Cheesy risotto balls

cheesy risotto balls

This was a moderate win, taking mediocre leftovers and making them into something more delicious.

I started with packaged truffle risotto, which then stood on the counter for too long before being served. I know it is supposed to be served immediately, but my dining companion arrived a little late, there was nothing to be done. The risotto had lost its toothsome texture, but it was too sad to see it go to waste.

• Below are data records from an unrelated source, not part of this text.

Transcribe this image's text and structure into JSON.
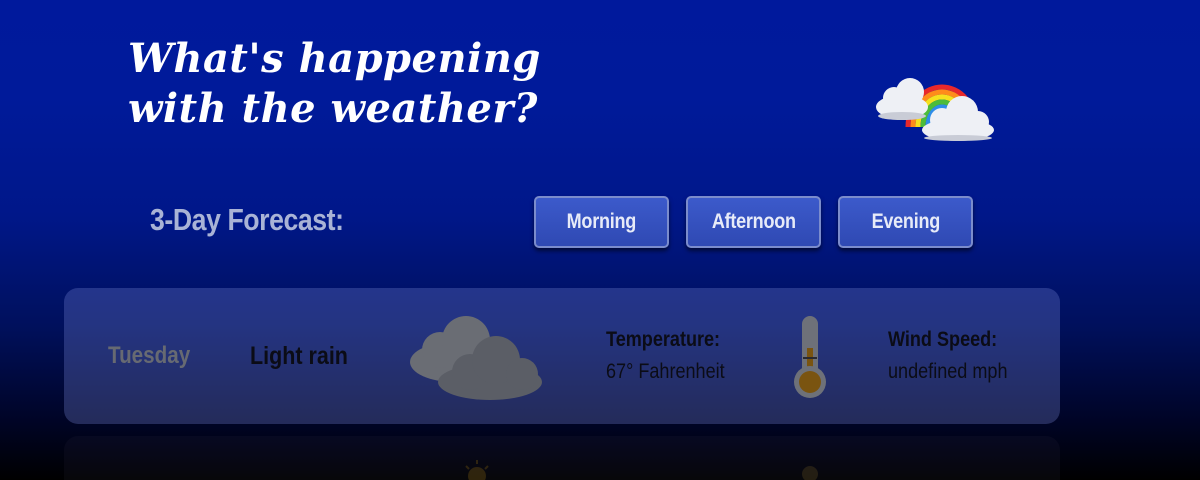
{
  "header": {
    "title_line1": "What's happening",
    "title_line2": "with the weather?",
    "logo_icon": "rainbow-cloud-icon"
  },
  "forecast": {
    "label": "3-Day Forecast:",
    "buttons": [
      {
        "label": "Morning"
      },
      {
        "label": "Afternoon"
      },
      {
        "label": "Evening"
      }
    ]
  },
  "cards": [
    {
      "day": "Tuesday",
      "condition": "Light rain",
      "condition_icon": "cloud-icon",
      "temperature_label": "Temperature:",
      "temperature_value": "67° Fahrenheit",
      "thermometer_icon": "thermometer-icon",
      "wind_label": "Wind Speed:",
      "wind_value": "undefined mph"
    }
  ],
  "colors": {
    "background_top": "#00199c",
    "background_bottom": "#000000",
    "button_fill": "#3551bf",
    "card_fill": "#4e5fb8"
  }
}
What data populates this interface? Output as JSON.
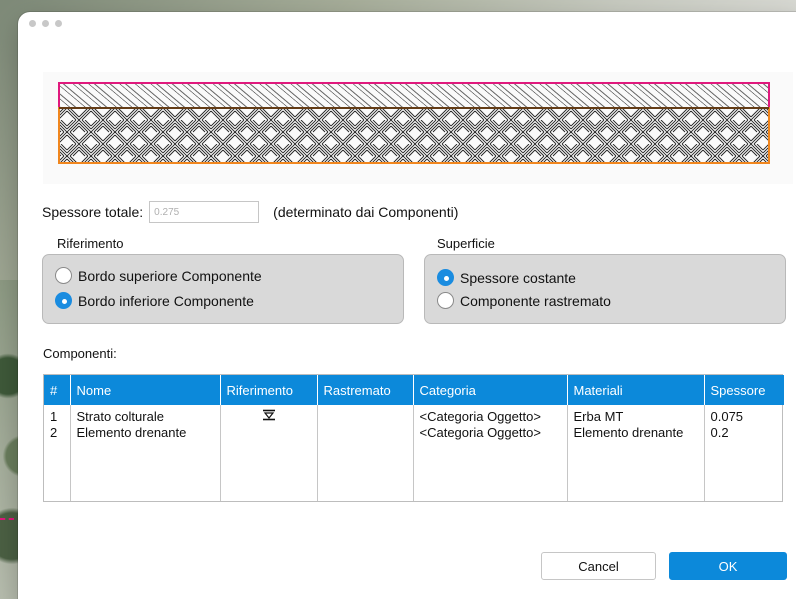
{
  "total": {
    "label": "Spessore totale:",
    "value": "0.275",
    "note": "(determinato dai Componenti)"
  },
  "reference": {
    "title": "Riferimento",
    "options": [
      {
        "label": "Bordo superiore Componente",
        "selected": false
      },
      {
        "label": "Bordo inferiore Componente",
        "selected": true
      }
    ]
  },
  "surface": {
    "title": "Superficie",
    "options": [
      {
        "label": "Spessore costante",
        "selected": true
      },
      {
        "label": "Componente rastremato",
        "selected": false
      }
    ]
  },
  "components": {
    "title": "Componenti:",
    "columns": [
      "#",
      "Nome",
      "Riferimento",
      "Rastremato",
      "Categoria",
      "Materiali",
      "Spessore"
    ],
    "rows": [
      {
        "index": "1",
        "name": "Strato colturale",
        "reference_icon": "reference-top-icon",
        "tapered": "",
        "category": "<Categoria Oggetto>",
        "material": "Erba MT",
        "thickness": "0.075"
      },
      {
        "index": "2",
        "name": "Elemento drenante",
        "reference_icon": "",
        "tapered": "",
        "category": "<Categoria Oggetto>",
        "material": "Elemento drenante",
        "thickness": "0.2"
      }
    ]
  },
  "buttons": {
    "cancel": "Cancel",
    "ok": "OK"
  },
  "colors": {
    "accent": "#0c89da",
    "layer_top_outline": "#e0197d",
    "layer_bottom_outline": "#f0861e"
  }
}
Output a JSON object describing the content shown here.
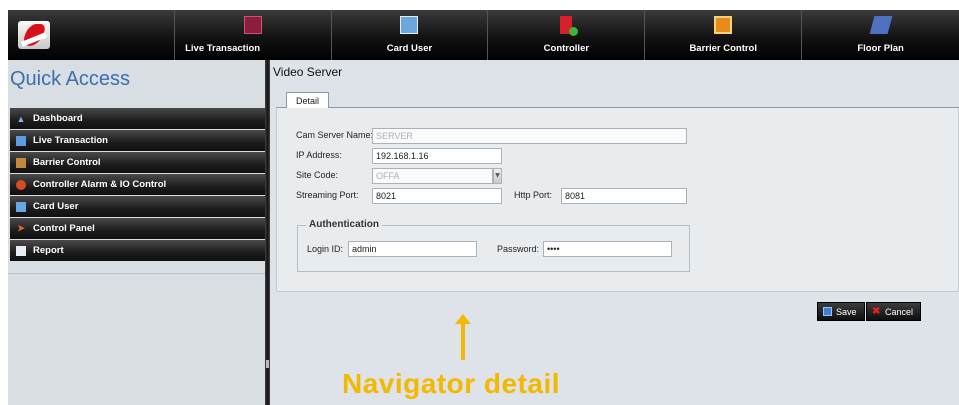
{
  "topnav": {
    "items": [
      {
        "label": "Live Transaction",
        "icon": "live-transaction-icon"
      },
      {
        "label": "Card User",
        "icon": "card-user-icon"
      },
      {
        "label": "Controller",
        "icon": "controller-icon"
      },
      {
        "label": "Barrier Control",
        "icon": "barrier-control-icon"
      },
      {
        "label": "Floor Plan",
        "icon": "floor-plan-icon"
      }
    ]
  },
  "sidebar": {
    "title": "Quick Access",
    "items": [
      {
        "label": "Dashboard",
        "icon": "home-icon"
      },
      {
        "label": "Live Transaction",
        "icon": "monitor-icon"
      },
      {
        "label": "Barrier Control",
        "icon": "barrier-icon"
      },
      {
        "label": "Controller Alarm & IO Control",
        "icon": "alarm-icon"
      },
      {
        "label": "Card User",
        "icon": "card-user-icon"
      },
      {
        "label": "Control Panel",
        "icon": "control-panel-icon"
      },
      {
        "label": "Report",
        "icon": "report-icon"
      }
    ]
  },
  "main": {
    "title": "Video Server",
    "tab": "Detail",
    "form": {
      "cam_server_name": {
        "label": "Cam Server Name:",
        "value": "SERVER"
      },
      "ip_address": {
        "label": "IP Address:",
        "value": "192.168.1.16"
      },
      "site_code": {
        "label": "Site Code:",
        "value": "OFFA"
      },
      "streaming_port": {
        "label": "Streaming Port:",
        "value": "8021"
      },
      "http_port": {
        "label": "Http Port:",
        "value": "8081"
      }
    },
    "authentication": {
      "legend": "Authentication",
      "login_id": {
        "label": "Login ID:",
        "value": "admin"
      },
      "password": {
        "label": "Password:",
        "value": "••••"
      }
    },
    "buttons": {
      "save": "Save",
      "cancel": "Cancel"
    }
  },
  "annotation": {
    "text": "Navigator detail",
    "color": "#f5b800"
  }
}
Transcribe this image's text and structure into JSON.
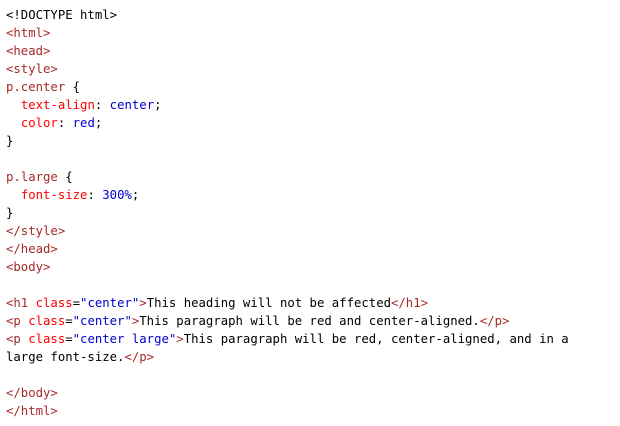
{
  "doctype": "<!DOCTYPE html>",
  "code_lines": [
    {
      "tokens": [
        {
          "t": "doct",
          "v": "<!DOCTYPE html>"
        }
      ]
    },
    {
      "tokens": [
        {
          "t": "tag",
          "v": "<html>"
        }
      ]
    },
    {
      "tokens": [
        {
          "t": "tag",
          "v": "<head>"
        }
      ]
    },
    {
      "tokens": [
        {
          "t": "tag",
          "v": "<style>"
        }
      ]
    },
    {
      "tokens": [
        {
          "t": "sel",
          "v": "p.center"
        },
        {
          "t": "punc",
          "v": " {"
        }
      ]
    },
    {
      "tokens": [
        {
          "t": "punc",
          "v": "  "
        },
        {
          "t": "prop",
          "v": "text-align"
        },
        {
          "t": "punc",
          "v": ": "
        },
        {
          "t": "cval",
          "v": "center"
        },
        {
          "t": "punc",
          "v": ";"
        }
      ]
    },
    {
      "tokens": [
        {
          "t": "punc",
          "v": "  "
        },
        {
          "t": "prop",
          "v": "color"
        },
        {
          "t": "punc",
          "v": ": "
        },
        {
          "t": "cval",
          "v": "red"
        },
        {
          "t": "punc",
          "v": ";"
        }
      ]
    },
    {
      "tokens": [
        {
          "t": "punc",
          "v": "}"
        }
      ]
    },
    {
      "tokens": []
    },
    {
      "tokens": [
        {
          "t": "sel",
          "v": "p.large"
        },
        {
          "t": "punc",
          "v": " {"
        }
      ]
    },
    {
      "tokens": [
        {
          "t": "punc",
          "v": "  "
        },
        {
          "t": "prop",
          "v": "font-size"
        },
        {
          "t": "punc",
          "v": ": "
        },
        {
          "t": "cval",
          "v": "300%"
        },
        {
          "t": "punc",
          "v": ";"
        }
      ]
    },
    {
      "tokens": [
        {
          "t": "punc",
          "v": "}"
        }
      ]
    },
    {
      "tokens": [
        {
          "t": "tag",
          "v": "</style>"
        }
      ]
    },
    {
      "tokens": [
        {
          "t": "tag",
          "v": "</head>"
        }
      ]
    },
    {
      "tokens": [
        {
          "t": "tag",
          "v": "<body>"
        }
      ]
    },
    {
      "tokens": []
    },
    {
      "tokens": [
        {
          "t": "tag",
          "v": "<h1"
        },
        {
          "t": "attr",
          "v": " class"
        },
        {
          "t": "punc",
          "v": "="
        },
        {
          "t": "val",
          "v": "\"center\""
        },
        {
          "t": "tag",
          "v": ">"
        },
        {
          "t": "txt",
          "v": "This heading will not be affected"
        },
        {
          "t": "tag",
          "v": "</h1>"
        }
      ]
    },
    {
      "tokens": [
        {
          "t": "tag",
          "v": "<p"
        },
        {
          "t": "attr",
          "v": " class"
        },
        {
          "t": "punc",
          "v": "="
        },
        {
          "t": "val",
          "v": "\"center\""
        },
        {
          "t": "tag",
          "v": ">"
        },
        {
          "t": "txt",
          "v": "This paragraph will be red and center-aligned."
        },
        {
          "t": "tag",
          "v": "</p>"
        }
      ]
    },
    {
      "tokens": [
        {
          "t": "tag",
          "v": "<p"
        },
        {
          "t": "attr",
          "v": " class"
        },
        {
          "t": "punc",
          "v": "="
        },
        {
          "t": "val",
          "v": "\"center large\""
        },
        {
          "t": "tag",
          "v": ">"
        },
        {
          "t": "txt",
          "v": "This paragraph will be red, center-aligned, and in a"
        }
      ]
    },
    {
      "tokens": [
        {
          "t": "txt",
          "v": "large font-size."
        },
        {
          "t": "tag",
          "v": "</p>"
        }
      ]
    },
    {
      "tokens": []
    },
    {
      "tokens": [
        {
          "t": "tag",
          "v": "</body>"
        }
      ]
    },
    {
      "tokens": [
        {
          "t": "tag",
          "v": "</html>"
        }
      ]
    }
  ],
  "colors": {
    "tag": "#a52a2a",
    "attribute": "#ff0000",
    "attribute_value": "#0000cd",
    "css_property": "#ff0000",
    "css_value": "#0000cd",
    "text": "#000000",
    "background": "#ffffff"
  }
}
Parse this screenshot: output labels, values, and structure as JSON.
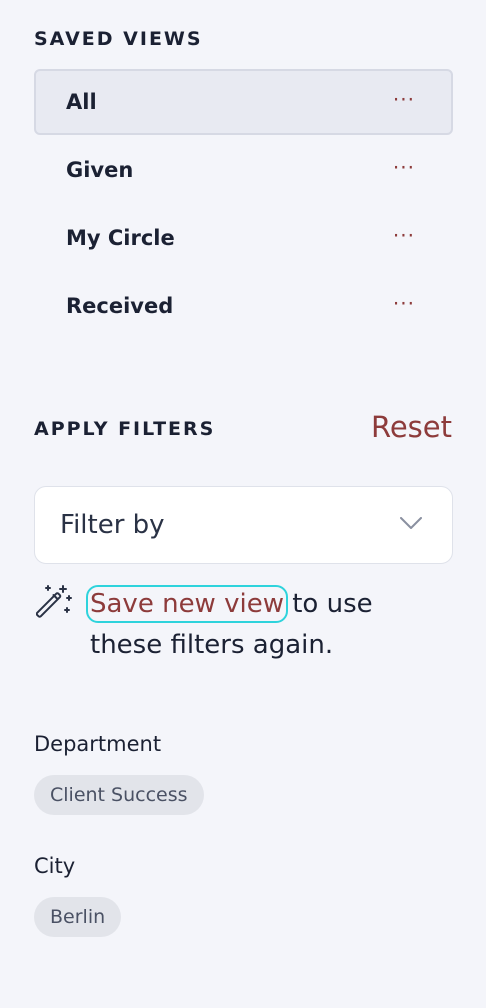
{
  "saved_views": {
    "heading": "SAVED VIEWS",
    "items": [
      {
        "label": "All",
        "more": "···"
      },
      {
        "label": "Given",
        "more": "···"
      },
      {
        "label": "My Circle",
        "more": "···"
      },
      {
        "label": "Received",
        "more": "···"
      }
    ],
    "active_index": 0
  },
  "filters": {
    "heading": "APPLY FILTERS",
    "reset_label": "Reset",
    "select_label": "Filter by",
    "save_link": "Save new view",
    "save_hint_rest": " to use these filters again."
  },
  "applied": {
    "department_label": "Department",
    "department_value": "Client Success",
    "city_label": "City",
    "city_value": "Berlin"
  },
  "colors": {
    "accent": "#8d3b3b",
    "focus": "#2ed3dc",
    "background": "#f4f5fa"
  },
  "icons": {
    "more": "ellipsis-icon",
    "select": "chevron-down-icon",
    "save": "magic-wand-icon"
  }
}
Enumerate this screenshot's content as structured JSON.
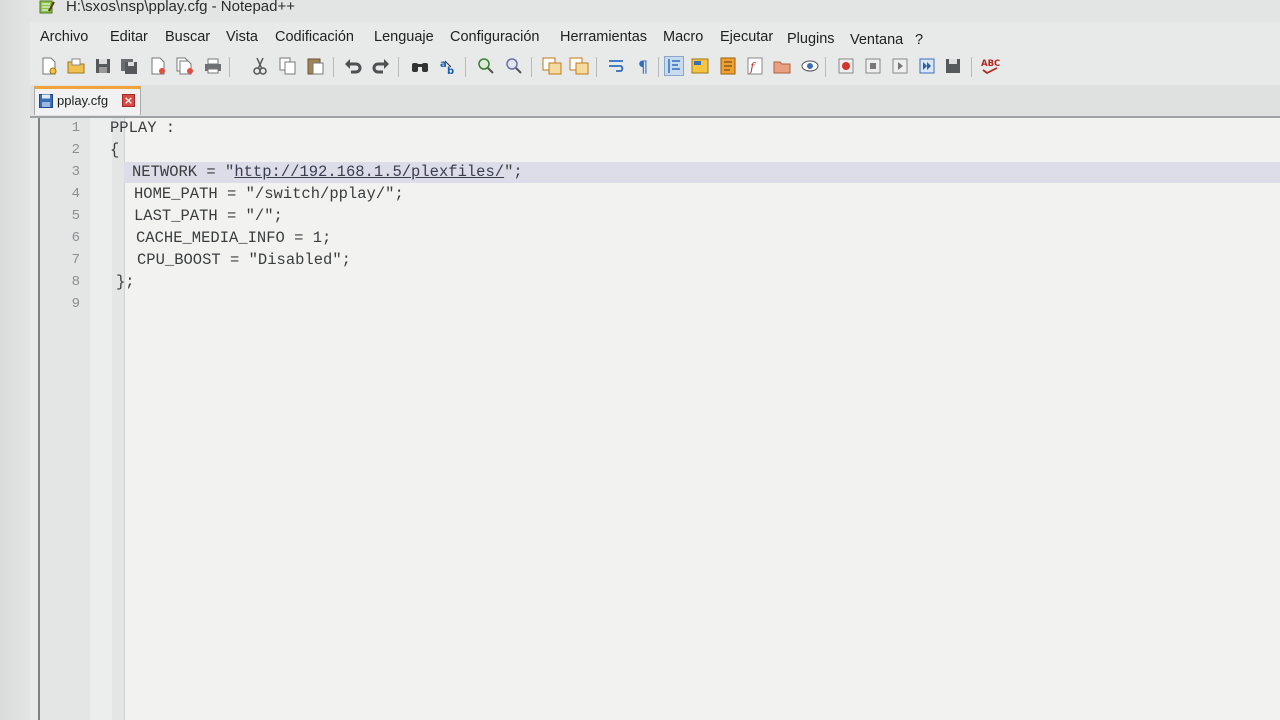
{
  "window": {
    "title": "H:\\sxos\\nsp\\pplay.cfg - Notepad++"
  },
  "menu": [
    {
      "label": "Archivo"
    },
    {
      "label": "Editar"
    },
    {
      "label": "Buscar"
    },
    {
      "label": "Vista"
    },
    {
      "label": "Codificación"
    },
    {
      "label": "Lenguaje"
    },
    {
      "label": "Configuración"
    },
    {
      "label": "Herramientas"
    },
    {
      "label": "Macro"
    },
    {
      "label": "Ejecutar"
    },
    {
      "label": "Plugins"
    },
    {
      "label": "Ventana"
    },
    {
      "label": "?"
    }
  ],
  "toolbar": {
    "icons": [
      "new-file-icon",
      "open-file-icon",
      "save-icon",
      "save-all-icon",
      "close-icon",
      "close-all-icon",
      "print-icon",
      "cut-icon",
      "copy-icon",
      "paste-icon",
      "undo-icon",
      "redo-icon",
      "find-icon",
      "replace-icon",
      "zoom-in-icon",
      "zoom-out-icon",
      "sync-vertical-icon",
      "sync-horizontal-icon",
      "word-wrap-icon",
      "show-all-characters-icon",
      "indent-guide-icon",
      "user-language-icon",
      "document-map-icon",
      "function-list-icon",
      "folder-workspace-icon",
      "monitoring-icon",
      "record-macro-icon",
      "stop-macro-icon",
      "play-macro-icon",
      "run-macro-multiple-icon",
      "save-macro-icon",
      "spell-check-icon"
    ],
    "spell_check_label": "ABC"
  },
  "tab": {
    "label": "pplay.cfg",
    "close": "×"
  },
  "editor": {
    "line_numbers": [
      "1",
      "2",
      "3",
      "4",
      "5",
      "6",
      "7",
      "8",
      "9"
    ],
    "lines": {
      "l1": "PPLAY :",
      "l2": "{",
      "l3_pre": "NETWORK = \"",
      "l3_url": "http://192.168.1.5/plexfiles/",
      "l3_post": "\";",
      "l4": "HOME_PATH = \"/switch/pplay/\";",
      "l5": "LAST_PATH = \"/\";",
      "l6": "CACHE_MEDIA_INFO = 1;",
      "l7": "CPU_BOOST = \"Disabled\";",
      "l8": "};"
    },
    "current_line": 3
  },
  "colors": {
    "current_line_highlight": "#dcdde8",
    "tab_accent": "#f0a33a",
    "tab_close": "#d94b45"
  }
}
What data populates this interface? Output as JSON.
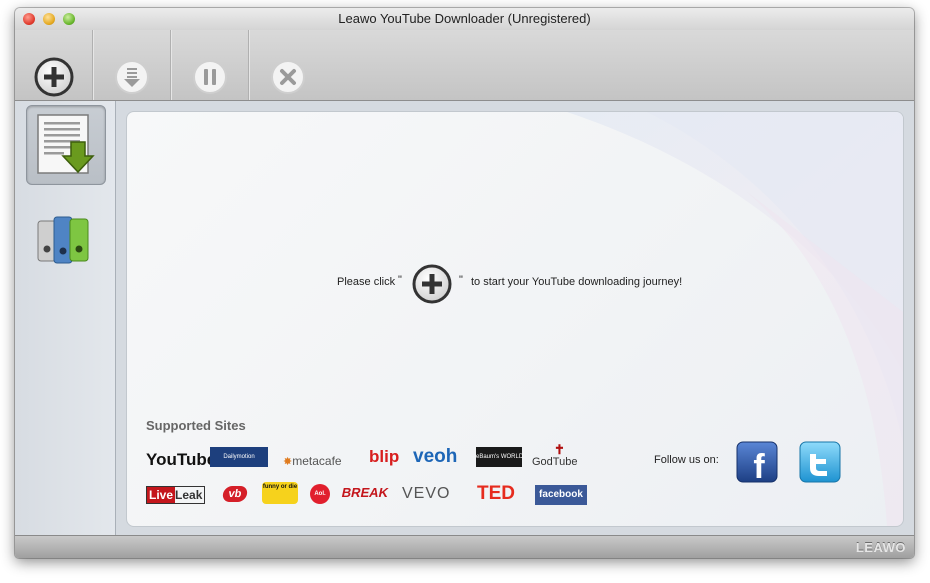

My latest Donna Hay magazine had a recipe for risotto balls, and while that recipe made its risotto from scratch, I improvised with my leftover risotto.

Cheesy Risotto Balls

leftover risotto – perhaps two cups
1 egg, beaten
large pinch fresh parsley
mozzarella, cut into dice
fresh, plain bread crumbs
salt and pepper
vegetable oil, for frying

Mix the beaten egg into the room temperature risotto.
Roll tablespoonfuls into balls, using wet hands to keep the rice from sticking.
Gently press a cube of cheese into the center of the ball and pinch close.

Mix the salt and pepper into the breadcrumbs, and spread into a shallow bowl.
Coat the risotto in the breadcrumbs and set aside.

Heat the oil in a frying pan, about 2 cm high, to medium heat.
Fry each side of the risotto ball until golden brown, about 4 minutes.

Serve immediately, but watch out for the hot cheese in the middle.